Meine Damen und Herren, die Bilanz der schwarzgelben Koalition im Landtag, die Bilanz der schwarz-gelben Landesregierung ist aus unserer Sicht vernichtend. Es ist eine Bilanz des wohnungspolitischen Versagens. Das muss nach der Art der Antworten eigentlich auch die Landesregierung selber konstatieren.

Meine Damen und Herren, die Mittel für die Wohnungsbauförderung sind auf einem historischen Tiefstand. Während vor zehn Jahren noch 1,4 Milliarden € in den Wohnungsbau investiert worden sind, sind es im Jahr 2008 unter der schwarz-gelben Landesregierung nahezu 600 Milli

onen € weniger, und das im Übrigen trotz eines deutlichen Anstiegs der Bundesförderung.

Meine Damen und Herren, nie zuvor hat es weniger Neubau von Mietwohnungen in Nordrhein-Westfalen gegeben. Vor zehn Jahren sind nahezu 10.000 Mietwohnungen pro Jahr gebaut worden. Im Jahr 2008 sind nur noch 4.300 Mietwohnungen im gesamten Land gebaut worden. Das sind über 50 % weniger.

Nie zuvor – auch das gehört zum Bild – hatten wir weniger Investitionen in die Modernisierung des Wohnungsbestands. Vor zehn Jahren wurden 17.000 Wohnungen jährlich modernisiert. Jetzt sind es 85 % weniger, nämlich nur noch knapp 3.000.

Meine Damen und Herren, wer sich die schwarzgelbe Landesregierung mit ihren eigenen Ankündigungen ansieht, der wird feststellen: Am Anfang hat Herr Wittke hier großspurig verkündet, die LidlVerkäuferin sei nun in das Blickfeld gerückt, man wolle ihr zu Eigentum verhelfen. Aber auch da ist die Bilanz in der Praxis vernichtend.

In den besten Zeiten gab es nahezu 11.000 Förderungen für selbstgenutztes Wohneigentum. Das waren die rot-grünen Zeiten. Unter der schwarzgelben Landesregierung – obwohl sie die erwähnte Priorität hatte – sind es nur noch rund 7.700. Insofern müssten Sie eigentlich Ihre Oppositionsanträge wieder herausholen und gegen sich selber Anträge stellen, weil Sie ja, wenn Sie konsistent wären, sagen müssten, dass Sie sich weit von Ihren eigenen Zielen – viel weiter als Rot-Grün das jemals getan hat – entfernt haben.
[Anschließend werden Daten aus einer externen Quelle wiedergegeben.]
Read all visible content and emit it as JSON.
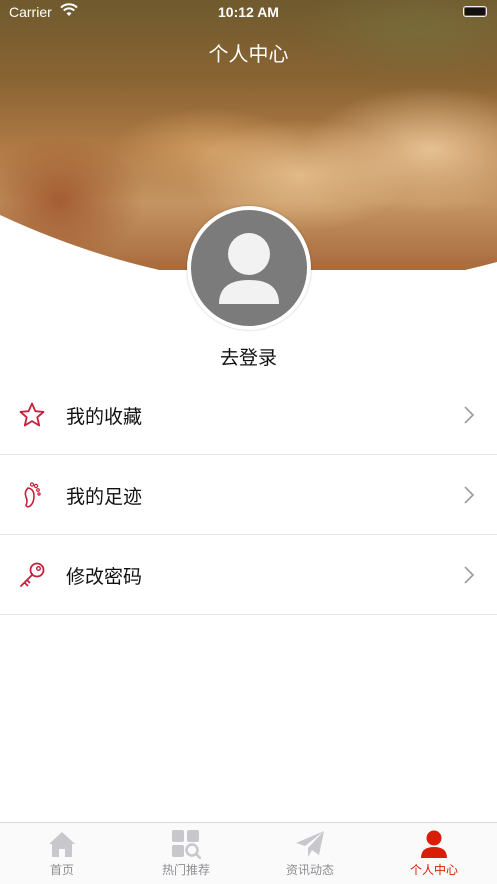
{
  "status_bar": {
    "carrier": "Carrier",
    "time": "10:12 AM"
  },
  "header": {
    "title": "个人中心"
  },
  "profile": {
    "login_label": "去登录"
  },
  "menu": [
    {
      "label": "我的收藏",
      "icon": "star-icon"
    },
    {
      "label": "我的足迹",
      "icon": "footprint-icon"
    },
    {
      "label": "修改密码",
      "icon": "key-icon"
    }
  ],
  "tabbar": [
    {
      "label": "首页",
      "icon": "home-icon",
      "active": false
    },
    {
      "label": "热门推荐",
      "icon": "grid-search-icon",
      "active": false
    },
    {
      "label": "资讯动态",
      "icon": "paper-plane-icon",
      "active": false
    },
    {
      "label": "个人中心",
      "icon": "person-icon",
      "active": true
    }
  ],
  "colors": {
    "accent": "#d81e06",
    "icon_line": "#c8203a",
    "inactive": "#8e8e93",
    "avatar_bg": "#7b7b7b"
  }
}
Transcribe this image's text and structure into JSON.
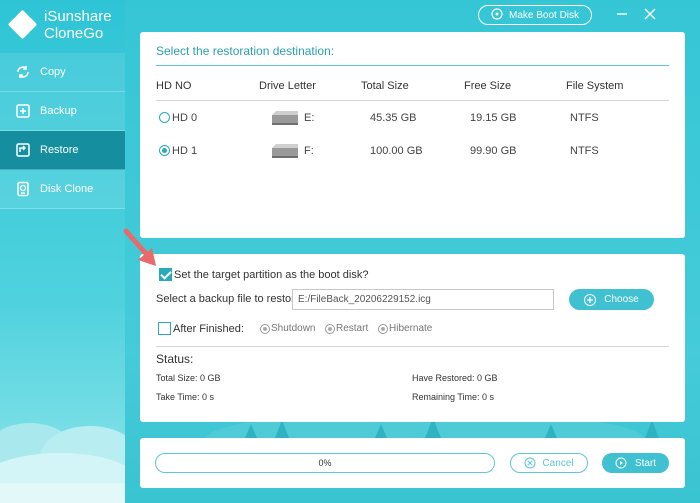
{
  "app": {
    "name_line1": "iSunshare",
    "name_line2": "CloneGo",
    "make_boot_disk": "Make Boot Disk"
  },
  "sidebar": {
    "items": [
      {
        "label": "Copy",
        "icon": "refresh-icon"
      },
      {
        "label": "Backup",
        "icon": "backup-icon"
      },
      {
        "label": "Restore",
        "icon": "restore-icon",
        "active": true
      },
      {
        "label": "Disk Clone",
        "icon": "disk-clone-icon"
      }
    ]
  },
  "destination": {
    "title": "Select the restoration destination:",
    "columns": [
      "HD NO",
      "Drive Letter",
      "Total Size",
      "Free Size",
      "File System"
    ],
    "rows": [
      {
        "hd": "HD 0",
        "letter": "E:",
        "total": "45.35 GB",
        "free": "19.15 GB",
        "fs": "NTFS",
        "selected": false
      },
      {
        "hd": "HD 1",
        "letter": "F:",
        "total": "100.00 GB",
        "free": "99.90 GB",
        "fs": "NTFS",
        "selected": true
      }
    ]
  },
  "options": {
    "boot_disk_label": "Set the target partition as the boot disk?",
    "boot_disk_checked": true,
    "backup_file_label": "Select a backup file to restore:",
    "backup_file_value": "E:/FileBack_20206229152.icg",
    "choose_label": "Choose",
    "after_finished_label": "After Finished:",
    "after_finished_checked": false,
    "after_options": [
      "Shutdown",
      "Restart",
      "Hibernate"
    ]
  },
  "status": {
    "title": "Status:",
    "total_size": "Total Size: 0 GB",
    "have_restored": "Have Restored: 0 GB",
    "take_time": "Take Time: 0 s",
    "remaining_time": "Remaining Time: 0 s"
  },
  "footer": {
    "progress_text": "0%",
    "progress_value": 0,
    "cancel_label": "Cancel",
    "start_label": "Start"
  },
  "colors": {
    "accent": "#3fc1d2",
    "sidebar_active": "#158fa0",
    "arrow": "#e86a6a"
  }
}
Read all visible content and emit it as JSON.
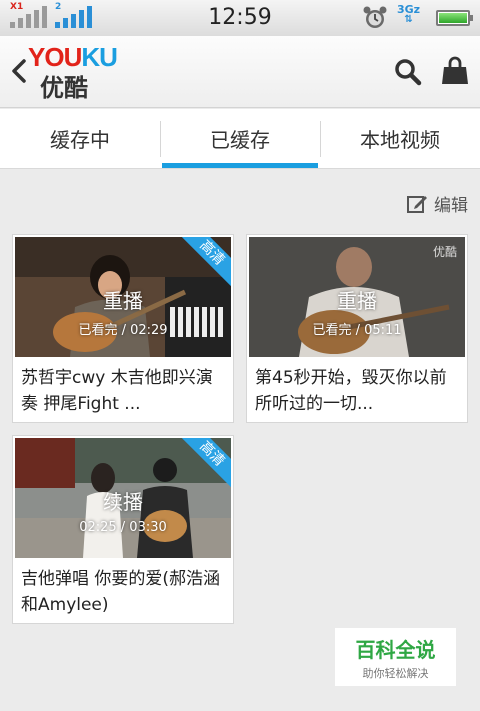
{
  "status_bar": {
    "sim1_tag": "X1",
    "sim2_tag": "2",
    "time": "12:59",
    "network": "3Gz"
  },
  "header": {
    "logo_en_you": "YOU",
    "logo_en_ku": "KU",
    "logo_cn": "优酷",
    "icons": [
      "back-arrow-icon",
      "search-icon",
      "shopping-bag-icon"
    ]
  },
  "tabs": [
    {
      "label": "缓存中"
    },
    {
      "label": "已缓存"
    },
    {
      "label": "本地视频"
    }
  ],
  "edit_label": "编辑",
  "videos": [
    {
      "play_label": "重播",
      "progress": "已看完 / 02:29",
      "hd_label": "高清",
      "title": "苏哲宇cwy 木吉他即兴演奏 押尾Fight ..."
    },
    {
      "play_label": "重播",
      "progress": "已看完 / 05:11",
      "watermark": "优酷",
      "title": "第45秒开始，毁灭你以前所听过的一切..."
    },
    {
      "play_label": "续播",
      "progress": "02:25 / 03:30",
      "hd_label": "高清",
      "title": "吉他弹唱 你要的爱(郝浩涵和Amylee)"
    }
  ],
  "badge": {
    "title": "百科全说",
    "subtitle": "助你轻松解决"
  },
  "colors": {
    "accent": "#1a9ee0",
    "logo_red": "#e2231a",
    "hd_ribbon": "#2aa2e4"
  }
}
Meine Damen und Herren, 123.000 Haushalte in NRW suchen derzeit eine angemessene Wohnung. Gegenüber dem Jahr 2005 ist das ein Zuwachs von 40.000 Haushalten, die eine bezahlbare Wohnung suchen.

Ich will das einmal auf Städte herunterbrechen. 14.500 wohnungssuchende Haushalte gibt es in Köln. Die Neubauaktivität, die dem entgegensteht, liegt bei 971 Mietwohnungen. In Düsseldorf ist das Verhältnis 5.600 zu 1.071 – im gesamten Regierungsbezirk Düsseldorf, wohlgemerkt.